Frank, I understand your frustration with market complexity, but the alternative is worse. In regulated markets, customers have no choice when utilities gold-plate transmission infrastructure or make poor investment decisions. At least in deregulated markets, customers can respond to price signals through demand management, distributed generation, or load shifting. The FERC ruling isn't perfect, but it's trying to address free-rider problems where some customers benefit from transmission investments without paying their fair share.
I'm caught between regulated Georgia Power territory and deregulated markets in other states where I have clients. Both systems have problems, but at least regulated utilities have predictable cost recovery mechanisms that make budgeting easier. The real issue with this FERC ruling is the timing - it's being implemented during a period of massive transmission investment driven by renewable energy integration and grid modernization. Customers are going to see huge rate increases right when they're dealing with inflation and supply chain issues.
Eleanor makes a good point about timing. The combination of FERC Order 1000-B, state renewable portfolio standards, and federal infrastructure investment is creating a perfect storm of transmission cost increases. As auditors, our job is to help clients understand these cost drivers and develop strategies to manage them. Whether it's load factor improvement, demand response participation, or distributed generation investment, there are tools available to mitigate transmission cost exposure. We just need to get better at explaining the options to our clients.

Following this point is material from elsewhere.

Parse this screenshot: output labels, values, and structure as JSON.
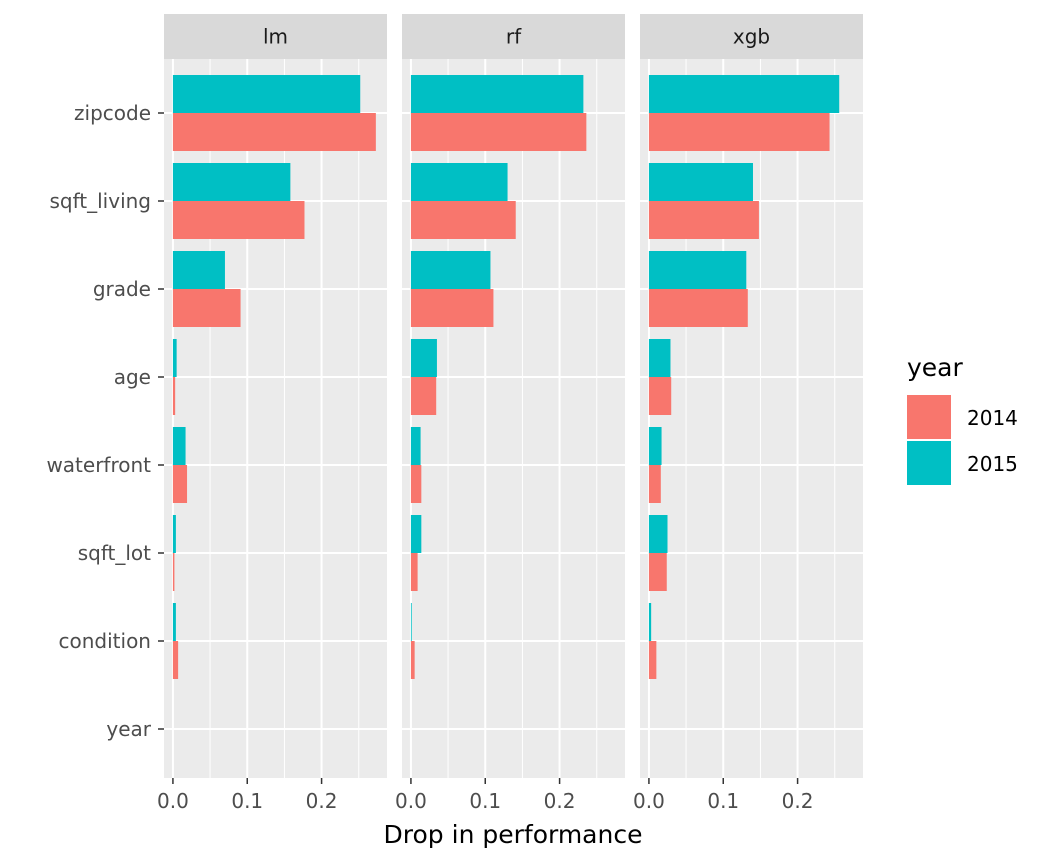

Randy, you're absolutely right about our role as advisors. I'm already working with Wisconsin manufacturing clients who have operations in multiple states to develop transmission cost hedging strategies. It's becoming as important as generation price hedging for large multi-site customers. The key is understanding each RTO's specific allocation methodology and helping clients optimize their load profiles accordingly. This FERC ruling is going to keep us all busy for the next few years!